Final portfolio returns below. Have a most Foolish week!

Tom Jacobs (TMF Tom9) and Jeff Fischer (TMF Jeff) are both Survivor fans and would be happy to open Fool Amazon and an insect repellent concession. For now, they must be satisfied with our very busy Survivor discussion board.  Tom owns shares of LendingTree and Millennium Pharmaceuticals and is short Guitar Center. Jeff owns shares of eBay and Millennium Pharmaceuticals. The Motley Fool has a  disclosure policy.

Rule Breaker Portfolio Returns as of 02/24/03 Market Close:

            RB        S&P     S&P 500
            Port      500      DA*    Nasdaq
Week        1.24%    -0.29%    --      0.92%
Month      -0.39%    -2.70%    --      0.10%
Year 2.24% -5.37% -- -0.99%
IRR** since 8/4/94*** 20.16% 7.22% 9.07% 7.35%
10/20/98***-0.22% -5.56% -4.94% -6.08%

*Dividends added. Or, danger ahead. Whatever.

**Internal Rate of Return. This performance measure is more meaningful than total return because we began adding cash occasionally in July 2001. In a total return calculation, or ((Current Value - All Cash Deposited)/All Cash Deposited), cash added would show up as returns. And that wouldn't be cricket!
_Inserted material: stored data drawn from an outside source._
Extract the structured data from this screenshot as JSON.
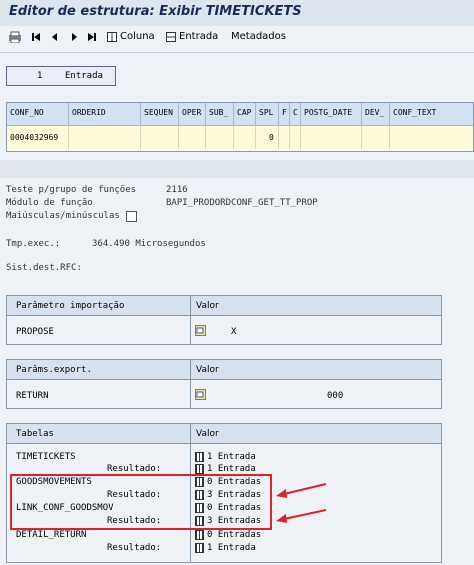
{
  "window1": {
    "title": "Editor de estrutura: Exibir TIMETICKETS",
    "toolbar": {
      "coluna": "Coluna",
      "entrada": "Entrada",
      "metadados": "Metadados"
    },
    "entry_count": "1",
    "entry_label": "Entrada",
    "columns": [
      "CONF_NO",
      "ORDERID",
      "SEQUEN",
      "OPER",
      "SUB_",
      "CAP",
      "SPL",
      "F",
      "C",
      "POSTG_DATE",
      "DEV_",
      "CONF_TEXT"
    ],
    "row": [
      "0004032969",
      "",
      "",
      "",
      "",
      "",
      "0",
      "",
      "",
      "",
      "",
      ""
    ]
  },
  "window2": {
    "test_label": "Teste p/grupo de funções",
    "test_value": "2116",
    "module_label": "Módulo de função",
    "module_value": "BAPI_PRODORDCONF_GET_TT_PROP",
    "case_label": "Maiúsculas/minúsculas",
    "exec_label": "Tmp.exec.:",
    "exec_value": "364.490 Microsegundos",
    "rfc_label": "Sist.dest.RFC:",
    "import": {
      "header": "Parâmetro importação",
      "value_header": "Valor",
      "param": "PROPOSE",
      "value": "X"
    },
    "export": {
      "header": "Parâms.export.",
      "value_header": "Valor",
      "param": "RETURN",
      "value": "000"
    },
    "tables": {
      "header": "Tabelas",
      "value_header": "Valor",
      "result_label": "Resultado:",
      "rows": [
        {
          "name": "TIMETICKETS",
          "value": "1 Entrada",
          "result": "1 Entrada"
        },
        {
          "name": "GOODSMOVEMENTS",
          "value": "0 Entradas",
          "result": "3 Entradas"
        },
        {
          "name": "LINK_CONF_GOODSMOV",
          "value": "0 Entradas",
          "result": "3 Entradas"
        },
        {
          "name": "DETAIL_RETURN",
          "value": "0 Entradas",
          "result": "1 Entrada"
        }
      ]
    }
  },
  "colors": {
    "highlight": "#e0202a",
    "header_bg": "#d2e2f2",
    "row_bg": "#fdfbd8"
  }
}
***What's this? The Rule Breaker Portfolio's precursor, the Fool Portfolio, was born Aug. 4, 1994. In a 10/20/98 column, David Gardner announced the name change of the Fool Portfolio to the Rule Breaker Portfolio. Here we provide returns as if the RB Port started on either date. Remember, don't mimic any online portfolio. Most individual investors should restrict any positions as risky as these to under 20% of their portfolio -- and could have a long and happy investing life with 0%.